HM Revenue and Customs (HMRC) is sending out letters to employers over the next few weeks alerting them to significant changes to the way that employer annual returns are to be filed.
As from 19 May, all small employers with fewer than 50 staff must submit their annual returns online.
Paper filing will not be an option.
In its statement, HMRC said that any employer who submits a paper return, even if it’s before 19 May, could be liable to a penalty charge.
In order to file online, employers must register with HMRC’s PAYE online service, details of which can be found at www.hmrc.gov.uk/paye and by clicking ‘Register for PAYE Online’.
Smaller employers can use HMRC’s own free software to file their employee data electronically; larger employers can purchase a range of commercial software.
Another change, this time concerning penalty charges, also comes into effect as from May 2010.
HMRC will be introducing new penalties for late payment of PAYE, including income tax, national insurance contributions, student loan deductions and construction industry scheme deductions.
Fines will henceforth be worked out as a percentage of the amount paid late instead of being issued as a fixed sum.
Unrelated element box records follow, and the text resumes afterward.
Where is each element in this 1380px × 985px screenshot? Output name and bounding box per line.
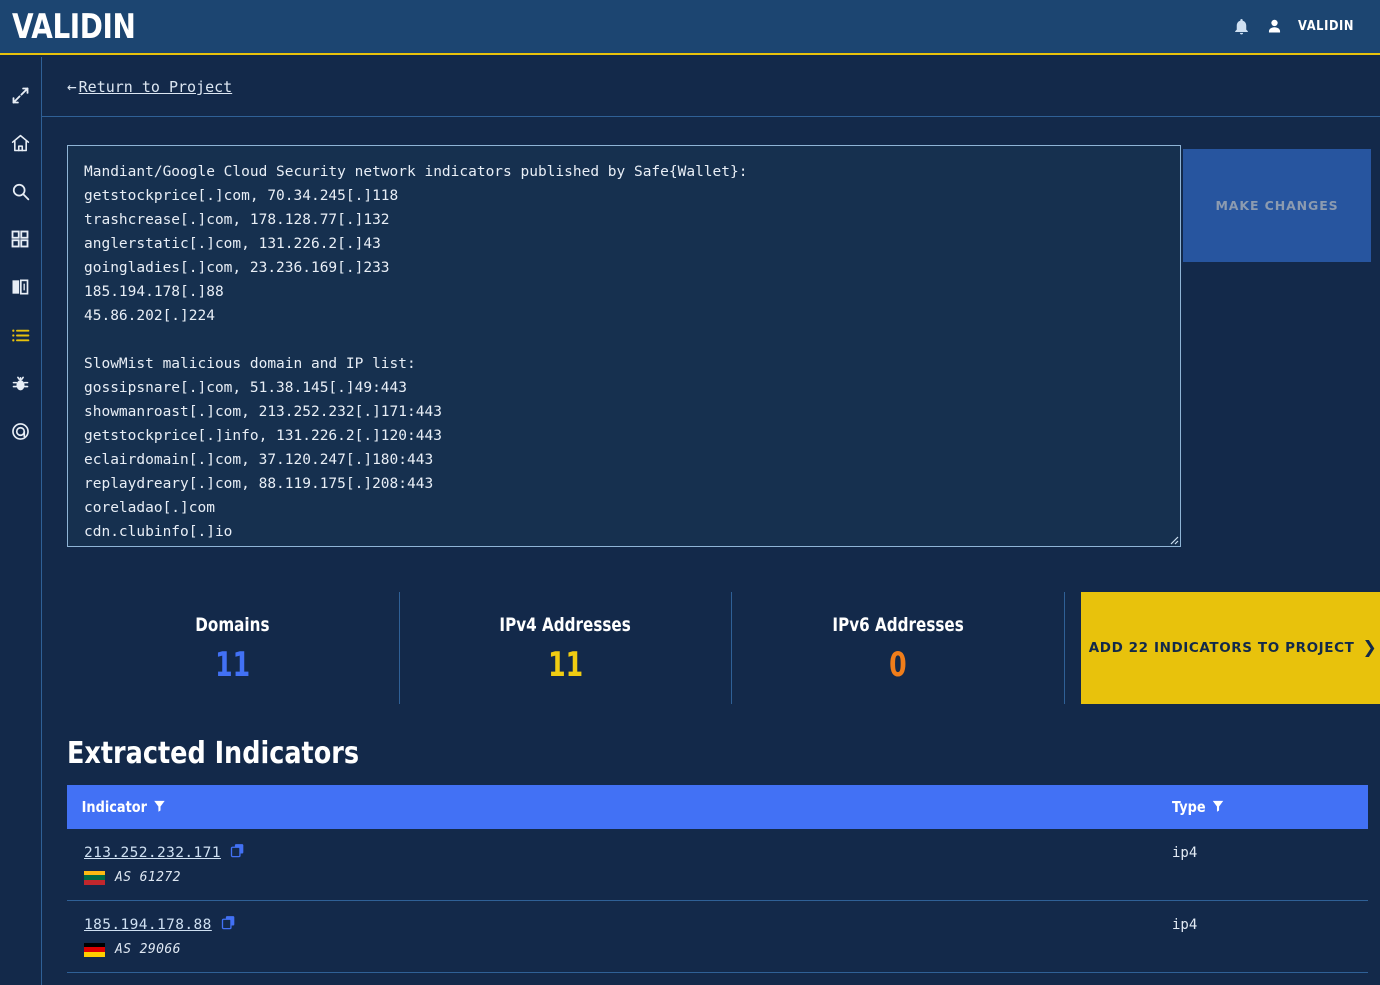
indicator-link[interactable]: 213.252.232.171 [84, 845, 221, 861]
sidebar-item-expand[interactable] [0, 71, 40, 119]
indicator-line: 185.194.178.88 [84, 915, 1172, 935]
sidebar [0, 57, 40, 985]
extracted-indicators-title: Extracted Indicators [67, 736, 360, 771]
sidebar-item-lists[interactable] [0, 311, 40, 359]
grid-icon [10, 229, 30, 249]
indicator-input-textarea[interactable] [67, 145, 1181, 547]
filter-icon[interactable] [1212, 798, 1225, 817]
return-to-project-label: Return to Project [78, 78, 233, 96]
copy-icon[interactable] [221, 915, 236, 935]
type-cell: ip4 [1172, 845, 1198, 861]
stat-ipv6-label: IPv6 Addresses [832, 614, 964, 636]
lithuania-flag-icon [84, 870, 105, 885]
stat-ipv4-value: 11 [547, 645, 584, 685]
filter-icon[interactable] [153, 798, 166, 817]
return-bar: ← Return to Project [42, 57, 1380, 117]
stat-domains: Domains 11 [67, 592, 400, 704]
indicator-meta: AS 61272 [84, 870, 1172, 885]
textarea-wrapper [67, 145, 1181, 547]
main-content: ← Return to Project MAKE CHANGES Domains… [41, 57, 1380, 985]
home-icon [10, 133, 31, 154]
copy-icon[interactable] [230, 843, 245, 863]
logo-text: VALIDIN [12, 6, 136, 47]
bug-icon [10, 373, 31, 394]
sidebar-item-compare[interactable] [0, 263, 40, 311]
indicator-link[interactable]: 185.194.178.88 [84, 917, 212, 933]
stat-domains-label: Domains [195, 614, 270, 636]
sidebar-item-monitoring[interactable] [0, 407, 40, 455]
sidebar-item-home[interactable] [0, 119, 40, 167]
extracted-indicators-table: Indicator Type 213.252.232.171 AS 61272 … [67, 785, 1368, 973]
user-avatar[interactable] [1265, 17, 1284, 36]
stat-ipv6: IPv6 Addresses 0 [732, 592, 1066, 704]
type-cell: ip4 [1172, 917, 1198, 933]
indicator-meta: AS 29066 [84, 942, 1172, 957]
indicator-cell: 213.252.232.171 AS 61272 [67, 843, 1172, 885]
indicator-cell: 185.194.178.88 AS 29066 [67, 915, 1172, 957]
asn-label: AS 61272 [115, 870, 181, 885]
back-arrow-icon: ← [67, 77, 77, 96]
search-icon [10, 181, 31, 202]
chevron-right-icon: ❯ [1362, 638, 1378, 658]
table-row: 185.194.178.88 AS 29066 ip4 [67, 901, 1368, 973]
column-header-type[interactable]: Type [1172, 798, 1327, 817]
target-icon [10, 421, 31, 442]
column-header-type-label: Type [1172, 798, 1206, 816]
stat-ipv4: IPv4 Addresses 11 [400, 592, 733, 704]
username-label: VALIDIN [1298, 19, 1355, 34]
add-indicators-label: ADD 22 INDICATORS TO PROJECT [1088, 640, 1355, 656]
sidebar-item-dashboard[interactable] [0, 215, 40, 263]
app-logo[interactable]: VALIDIN [0, 0, 162, 53]
expand-arrows-icon [10, 85, 31, 106]
stats-row: Domains 11 IPv4 Addresses 11 IPv6 Addres… [67, 592, 1380, 704]
bell-icon[interactable] [1232, 17, 1251, 36]
top-bar: VALIDIN VALIDIN [0, 0, 1380, 55]
stat-ipv6-value: 0 [889, 645, 907, 685]
editor-row: MAKE CHANGES [42, 117, 1380, 547]
add-indicators-to-project-button[interactable]: ADD 22 INDICATORS TO PROJECT ❯ [1081, 592, 1380, 704]
asn-label: AS 29066 [115, 942, 181, 957]
germany-flag-icon [84, 942, 105, 957]
top-bar-actions: VALIDIN [1232, 17, 1380, 36]
return-to-project-link[interactable]: ← Return to Project [67, 77, 232, 96]
compare-icon [10, 277, 30, 297]
stat-domains-value: 11 [215, 645, 251, 685]
list-icon [10, 325, 31, 346]
column-header-indicator-label: Indicator [81, 798, 148, 816]
sidebar-item-search[interactable] [0, 167, 40, 215]
make-changes-button[interactable]: MAKE CHANGES [1183, 149, 1371, 262]
table-row: 213.252.232.171 AS 61272 ip4 [67, 829, 1368, 901]
indicator-line: 213.252.232.171 [84, 843, 1172, 863]
sidebar-item-threats[interactable] [0, 359, 40, 407]
column-header-indicator[interactable]: Indicator [67, 798, 1017, 817]
app-root: VALIDIN VALIDIN ← Return to Project Mand… [0, 0, 1380, 985]
stat-ipv4-label: IPv4 Addresses [499, 614, 632, 636]
table-header-row: Indicator Type [67, 785, 1368, 829]
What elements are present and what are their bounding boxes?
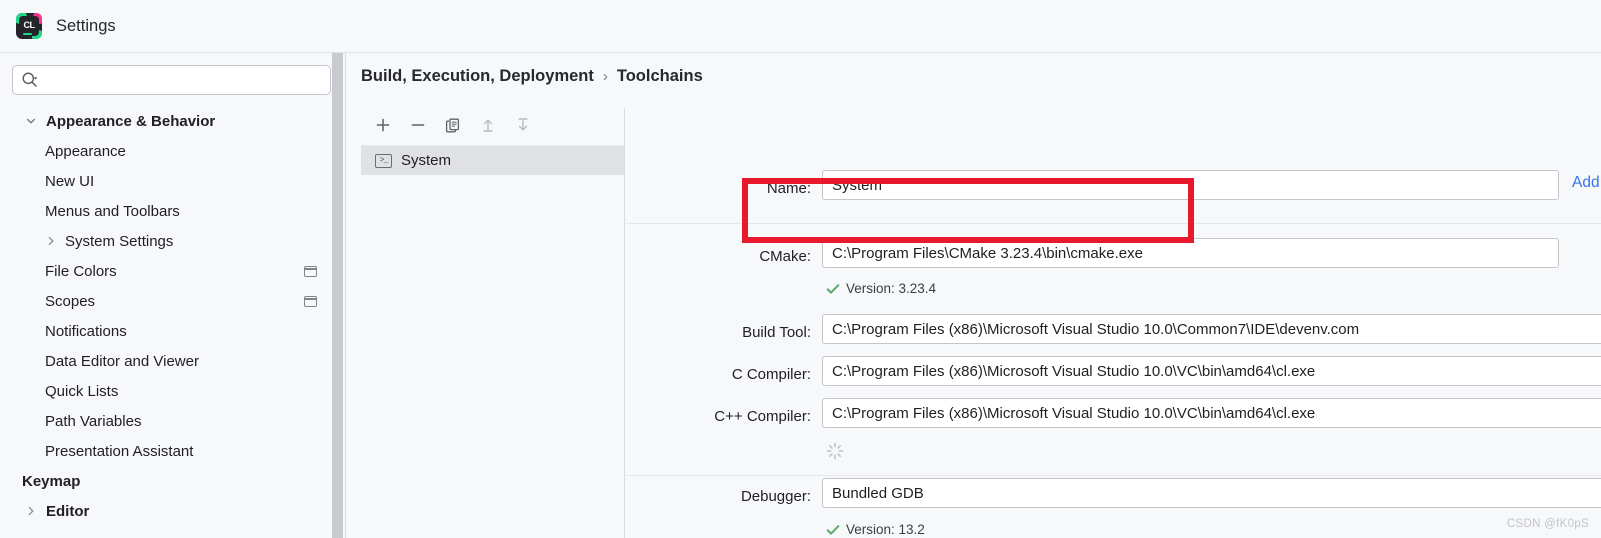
sidebar-item-label: Scopes (45, 292, 96, 310)
main-panel: Build, Execution, Deployment › Toolchain… (347, 53, 1601, 538)
sidebar-item-data-editor-and-viewer[interactable]: Data Editor and Viewer (0, 346, 345, 376)
project-scope-icon (304, 295, 317, 307)
sidebar-item-label: Editor (46, 502, 90, 520)
watermark: CSDN @fK0pS (1506, 518, 1589, 530)
breadcrumb-separator-icon: › (602, 68, 608, 85)
name-field[interactable]: System (822, 170, 1559, 200)
sidebar-item-quick-lists[interactable]: Quick Lists (0, 376, 345, 406)
copy-toolchain-button[interactable] (443, 115, 463, 135)
toolchain-list-panel: >_ System (361, 108, 625, 538)
sidebar-item-keymap[interactable]: Keymap (0, 466, 345, 496)
sidebar-item-notifications[interactable]: Notifications (0, 316, 345, 346)
form-divider (626, 223, 1601, 224)
sidebar-item-label: Appearance & Behavior (46, 112, 216, 130)
search-container (0, 53, 345, 95)
cpp-compiler-field[interactable]: C:\Program Files (x86)\Microsoft Visual … (822, 398, 1601, 428)
clion-icon-label: CL (23, 19, 36, 30)
add-environment-link[interactable]: Add e (1572, 174, 1601, 192)
check-icon (826, 523, 840, 537)
cpp-compiler-label: C++ Compiler: (714, 408, 811, 425)
sidebar-item-scopes[interactable]: Scopes (0, 286, 345, 316)
c-compiler-label: C Compiler: (731, 366, 811, 383)
sidebar-item-appearance[interactable]: Appearance (0, 136, 345, 166)
toolchain-list-item[interactable]: >_ System (361, 146, 624, 175)
chevron-right-icon[interactable] (44, 234, 58, 248)
sidebar-item-system-settings[interactable]: System Settings (0, 226, 345, 256)
debugger-status-text: Version: 13.2 (846, 522, 925, 537)
project-scope-icon (304, 265, 317, 277)
toolchain-list: >_ System (361, 145, 624, 175)
settings-tree: Appearance & Behavior Appearance New UI Men… (0, 106, 345, 526)
settings-window: CL Settings Appearance & Behavior Appeara… (0, 0, 1601, 538)
breadcrumb: Build, Execution, Deployment › Toolchain… (361, 67, 703, 86)
search-input[interactable] (39, 66, 322, 94)
title-bar: CL Settings (0, 0, 1601, 53)
cmake-status-text: Version: 3.23.4 (846, 281, 937, 296)
move-down-button (513, 115, 533, 135)
sidebar-item-label: Path Variables (45, 412, 142, 430)
breadcrumb-parent[interactable]: Build, Execution, Deployment (361, 67, 594, 86)
sidebar-item-appearance-behavior[interactable]: Appearance & Behavior (0, 106, 345, 136)
debugger-field[interactable]: Bundled GDB (822, 478, 1601, 508)
chevron-right-icon[interactable] (24, 504, 38, 518)
toolchain-list-item-label: System (401, 152, 452, 169)
settings-sidebar: Appearance & Behavior Appearance New UI Men… (0, 53, 346, 538)
spinner-icon (825, 441, 845, 461)
cmake-label: CMake: (759, 248, 811, 265)
sidebar-item-label: System Settings (65, 232, 174, 250)
sidebar-item-label: Appearance (45, 142, 126, 160)
sidebar-item-label: Menus and Toolbars (45, 202, 180, 220)
sidebar-item-label: Keymap (22, 472, 81, 490)
sidebar-item-presentation-assistant[interactable]: Presentation Assistant (0, 436, 345, 466)
sidebar-item-label: Notifications (45, 322, 127, 340)
clion-icon: CL (16, 13, 42, 39)
remove-toolchain-button[interactable] (408, 115, 428, 135)
sidebar-scrollbar-thumb[interactable] (332, 53, 343, 538)
sidebar-item-label: File Colors (45, 262, 117, 280)
terminal-icon: >_ (375, 153, 392, 168)
breadcrumb-current: Toolchains (616, 67, 703, 85)
sidebar-scrollbar[interactable] (331, 53, 344, 538)
add-toolchain-button[interactable] (373, 115, 393, 135)
sidebar-item-file-colors[interactable]: File Colors (0, 256, 345, 286)
c-compiler-field[interactable]: C:\Program Files (x86)\Microsoft Visual … (822, 356, 1601, 386)
sidebar-item-label: Data Editor and Viewer (45, 352, 199, 370)
debugger-status: Version: 13.2 (826, 522, 925, 537)
form-divider-2 (626, 475, 1601, 476)
search-box[interactable] (12, 65, 331, 95)
name-label: Name: (766, 180, 811, 197)
chevron-down-icon[interactable] (24, 114, 38, 128)
sidebar-item-label: Quick Lists (45, 382, 119, 400)
sidebar-item-label: New UI (45, 172, 95, 190)
sidebar-item-editor[interactable]: Editor (0, 496, 345, 526)
sidebar-item-menus-and-toolbars[interactable]: Menus and Toolbars (0, 196, 345, 226)
build-tool-field[interactable]: C:\Program Files (x86)\Microsoft Visual … (822, 314, 1601, 344)
cmake-status: Version: 3.23.4 (826, 281, 936, 296)
sidebar-item-label: Presentation Assistant (45, 442, 194, 460)
debugger-label: Debugger: (740, 488, 811, 505)
toolchain-toolbar (361, 108, 624, 142)
check-icon (826, 282, 840, 296)
sidebar-item-path-variables[interactable]: Path Variables (0, 406, 345, 436)
search-icon (21, 71, 39, 89)
cmake-field[interactable]: C:\Program Files\CMake 3.23.4\bin\cmake.… (822, 238, 1559, 268)
move-up-button (478, 115, 498, 135)
window-title: Settings (56, 16, 116, 35)
sidebar-item-new-ui[interactable]: New UI (0, 166, 345, 196)
build-tool-label: Build Tool: (742, 324, 811, 341)
toolchain-detail-form: Name: System Add e CMake: C:\Program Fil… (626, 108, 1601, 538)
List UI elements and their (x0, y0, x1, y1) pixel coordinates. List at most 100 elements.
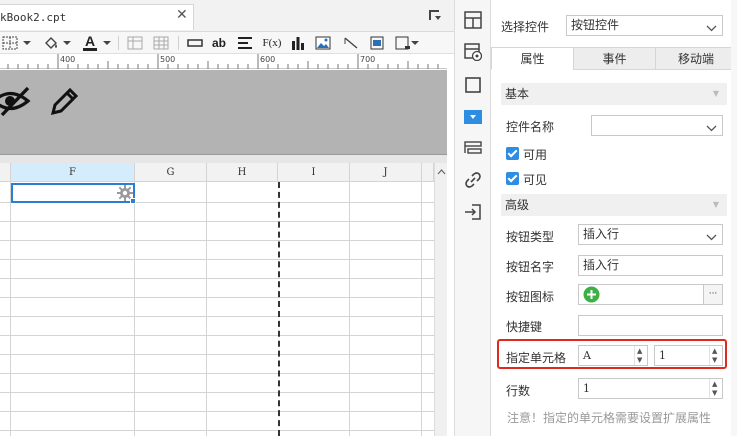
shortcut-label: 快捷键 (506, 320, 543, 334)
side-icon-bar (454, 0, 491, 436)
cell-attribute-icon[interactable] (461, 41, 485, 63)
close-tab-icon[interactable]: ✕ (176, 7, 188, 23)
toolbar-divider (178, 36, 179, 50)
button-type-label: 按钮类型 (506, 230, 555, 244)
hyperlink-icon[interactable] (461, 169, 485, 191)
text-icon[interactable]: ab (208, 34, 230, 52)
grid-line (0, 430, 434, 431)
column-header-g[interactable]: G (135, 163, 207, 182)
visible-label: 可见 (523, 173, 548, 187)
fill-color-icon[interactable] (40, 34, 62, 52)
formula-icon[interactable]: F(x) (260, 34, 284, 52)
stepper-buttons[interactable]: ▲ ▼ (709, 379, 722, 398)
tab-properties[interactable]: 属性 (491, 47, 574, 70)
table-grid-icon[interactable] (150, 34, 172, 52)
panel-scrollbar[interactable] (731, 0, 737, 436)
column-header-i[interactable]: I (278, 163, 350, 182)
fill-color-dropdown-icon[interactable] (62, 34, 72, 52)
spreadsheet-grid[interactable]: F G H I J (0, 163, 434, 436)
tab-bar: kBook2.cpt ✕ (0, 0, 454, 32)
page-break-line (278, 182, 280, 436)
browse-icon-button[interactable]: ··· (703, 284, 723, 305)
shortcut-input[interactable] (578, 315, 723, 336)
control-name-dropdown[interactable] (591, 115, 723, 136)
column-header[interactable] (422, 163, 434, 182)
grid-line (0, 411, 434, 412)
column-header-f[interactable]: F (11, 163, 135, 182)
panel-tabs: 属性 事件 移动端 (491, 47, 737, 70)
enabled-label: 可用 (523, 148, 548, 162)
section-basic-title: 基本 (505, 87, 530, 101)
grid-line (0, 316, 434, 317)
widget-settings-icon[interactable] (461, 106, 485, 128)
preview-separator (0, 155, 447, 163)
grid-line (0, 278, 434, 279)
chevron-down-icon (706, 228, 717, 247)
grid-line (0, 392, 434, 393)
freeze-icon[interactable] (124, 34, 146, 52)
tab-mobile[interactable]: 移动端 (655, 47, 737, 70)
property-panel: 选择控件 按钮控件 属性 事件 移动端 基本 ▼ 控件名称 可用 可见 高级 ▼… (491, 0, 737, 436)
chevron-down-icon (706, 119, 717, 138)
section-advanced-title: 高级 (505, 198, 530, 212)
tab-list-menu-icon[interactable] (427, 7, 443, 23)
bar-chart-icon[interactable] (288, 34, 308, 52)
grid-vertical-scrollbar[interactable] (434, 163, 447, 436)
button-type-dropdown[interactable]: 插入行 (578, 224, 723, 245)
button-icon-label: 按钮图标 (506, 290, 555, 304)
row-count-label: 行数 (506, 384, 531, 398)
float-element-icon[interactable] (461, 74, 485, 96)
horizontal-ruler: 400 500 600 700 (0, 54, 447, 69)
select-control-label: 选择控件 (501, 20, 550, 34)
button-type-value: 插入行 (583, 227, 620, 241)
cell-element-icon[interactable] (461, 9, 485, 31)
file-tab[interactable]: kBook2.cpt ✕ (0, 4, 194, 30)
image-icon[interactable] (312, 34, 334, 52)
toolbar-divider (118, 36, 119, 50)
text-field-icon[interactable] (184, 34, 206, 52)
fill-handle[interactable] (130, 198, 136, 204)
file-tab-title: kBook2.cpt (0, 11, 67, 24)
chevron-down-icon (706, 19, 717, 38)
ruler-label: 400 (60, 55, 76, 64)
pencil-icon[interactable] (48, 86, 80, 121)
eye-slash-icon[interactable] (0, 84, 34, 121)
add-icon[interactable] (583, 286, 600, 309)
column-header-j[interactable]: J (350, 163, 422, 182)
scroll-up-icon[interactable] (437, 168, 446, 178)
import-icon[interactable] (461, 201, 485, 223)
slash-icon[interactable] (340, 34, 362, 52)
collapse-arrow-icon: ▼ (712, 200, 719, 209)
collapse-arrow-icon: ▼ (712, 89, 719, 98)
conditional-property-icon[interactable] (461, 137, 485, 159)
visible-checkbox[interactable] (506, 172, 519, 185)
sub-report-icon[interactable] (366, 34, 388, 52)
font-color-bar (83, 48, 97, 51)
select-control-value: 按钮控件 (571, 18, 620, 32)
font-color-icon[interactable]: A (80, 34, 100, 52)
highlight-box (497, 339, 727, 369)
row-count-stepper[interactable]: 1 ▲ ▼ (578, 378, 723, 399)
select-control-dropdown[interactable]: 按钮控件 (566, 15, 723, 36)
tab-events[interactable]: 事件 (573, 47, 656, 70)
button-icon-field[interactable] (578, 284, 704, 305)
button-name-input[interactable]: 插入行 (578, 255, 723, 276)
enabled-checkbox[interactable] (506, 147, 519, 160)
grid-line (0, 259, 434, 260)
ruler-label: 700 (360, 55, 376, 64)
section-advanced[interactable]: 高级 ▼ (501, 194, 727, 216)
column-header-h[interactable]: H (207, 163, 278, 182)
font-color-letter: A (84, 33, 96, 49)
column-header[interactable] (0, 163, 11, 182)
font-color-dropdown-icon[interactable] (102, 34, 112, 52)
grid-line (0, 354, 434, 355)
widget-preview-area (0, 70, 447, 155)
grid-line (0, 297, 434, 298)
format-toolbar: A ab F(x) (0, 32, 454, 54)
shape-dropdown-icon[interactable] (410, 34, 420, 52)
border-icon[interactable] (0, 34, 22, 52)
border-dropdown-icon[interactable] (22, 34, 32, 52)
align-left-icon[interactable] (234, 34, 256, 52)
section-basic[interactable]: 基本 ▼ (501, 83, 727, 105)
grid-line (0, 335, 434, 336)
For in-year payments, the percentage charged will rise as the number of late payments in the year also rises.
Employers who think they may have difficulty paying should call HMRC’s Business Payment Support Service, before the payment is due, on 0845 302 1435. If they do, and HMRC agrees time to pay, they will not face charge late payment penalties so long as the business keeps to the agreement.
Stephen Banyard of HMRC said: “Major changes to PAYE filing and payment are only a matter of weeks away, so employers need to make sure they’re well prepared for them. We will be writing to affected employers over the coming weeks, so please look out for this information, and take the time to read it.”
Mr Banyard added that employers do not need to keep a hard copy of their Employer Annual Returns if they file them online themselves.
One consequence of this will see HMRC reducing its stocks of hard-copy PAYE forms, both P35s and P14s. Employers are, therefore, being advised to review their PAYE stationery requirements before ordering paper forms from HMRC.